I was able to catch two of Glasper’s ten sets at Jazz St. Louis and his repertoire drew from classical, R&B, hip hop and more. The artist earned his formidable reputation in part due to his live renditions of hip hop numbers by legendary producers like Madlib and J. Dilla. He displayed this talent in St. Louis, at one point playing the piano like he was chopping a sample and causing the entire instrument to shimmy back and forth as he shifted his weight to the beat. Overall, the shows were fluid, weaving between songs, interludes and even musical jokes. The effect created more of a comprehensive experience than the classic notion of a concert, where an artist is locked into the perception of how a piece sounds and tries to replicate the same version each night.
Every set was either sold out or close to it. The crowds were diverse and engaged – a factor that only improved the energy of the audience. Heads were nodding throughout. People sang along. At one point, a woman played air piano, her motions perfectly in sync with Glasper’s hands. The vibe in the room matched Glasper’s demeanor: relaxed. He wears t-shirts and hoodies to perform. And he walked onstage eating a piece of peach cobbler baked by the mother of trumpeter, Keyon Harrold, a St. Louis native, friend and frequent collaborator.
Both performances I caught began with Glasper talking to the audience, joking around and taking his time. There were familiar landmarks in each set, including popular compositions like “FTB” and “Calls” (which features vocalist, Jill Scott, on record). But portions of the shows were improvised, both as a band, with Vicente Archer on upright bass and Damion Reid on drums, and as soloists.
One show featured DJ Jahi Sundance on the turntables, who tastefully played vocal samples over the music. The highlight of that night came about halfway through the set, during Glasper’s tune “I’m Dying of Thirst.” As the band created a somber but hopeful backdrop, Sundance queued a sample of children reciting the names of black victims of police brutality. Shortly after the list, the same young voices gave their own optimistic statements on what it means to be a person of color in America.
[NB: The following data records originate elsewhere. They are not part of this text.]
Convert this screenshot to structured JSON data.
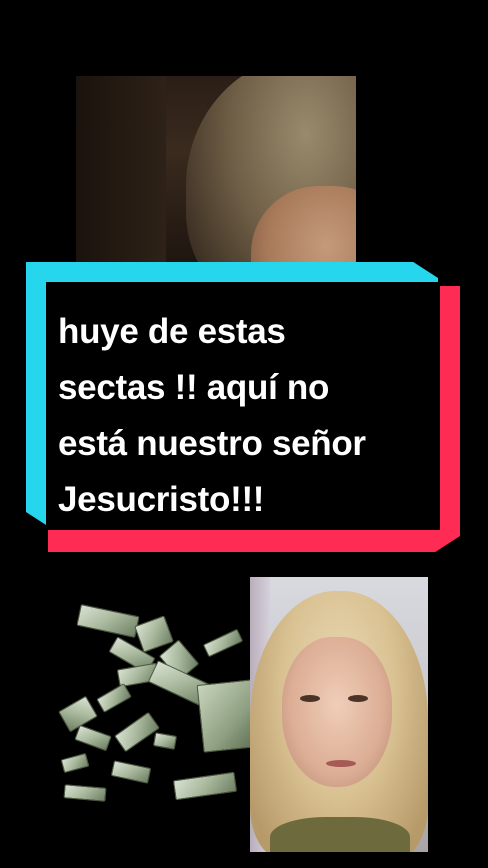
{
  "caption": {
    "lines": [
      "huye de estas",
      "sectas !! aquí no",
      "está nuestro señor",
      "Jesucristo!!!"
    ]
  },
  "colors": {
    "background": "#000000",
    "caption_cyan": "#25d6ec",
    "caption_red": "#fe2c55",
    "caption_text": "#ffffff"
  },
  "media": {
    "top_still": "man-video-still",
    "bottom_left": "falling-money-graphic",
    "bottom_right": "woman-webcam-feed"
  }
}
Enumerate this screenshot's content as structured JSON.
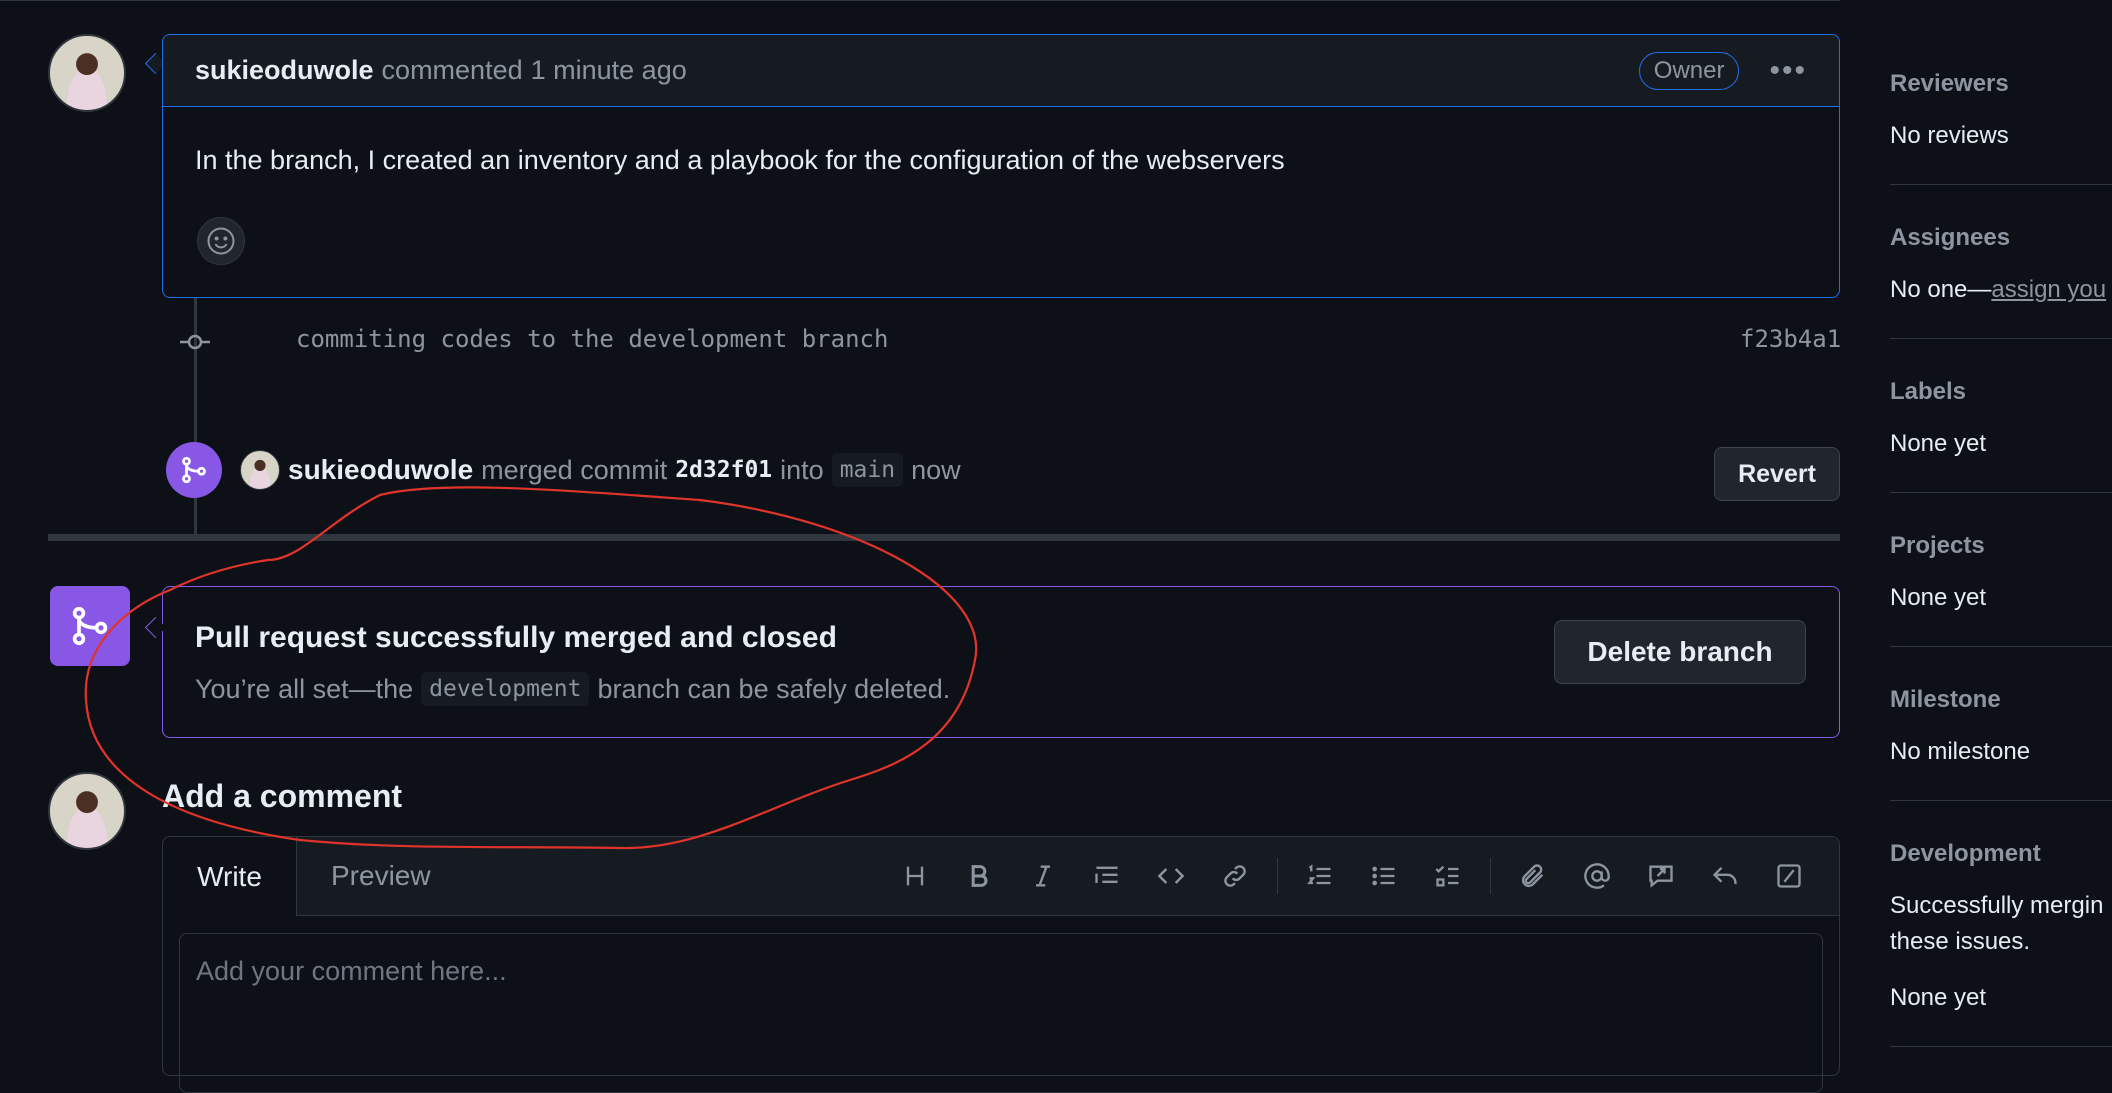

As one noted, “I really enjoy that we’re all different people that are really special. I feel proud to be brown every day. I enjoy being brown...you have to be happy with who you are.”
At first, I didn’t realize how important it was for Glasper to bring his music to St. Louis. To experience the work firsthand was to encounter a musical reflection of our current cultural landscape. The world of jazz is often a close-knit community, and while that energy permeated the crowds, the performances also brought St. Louis together for some much-needed artistic nourishment.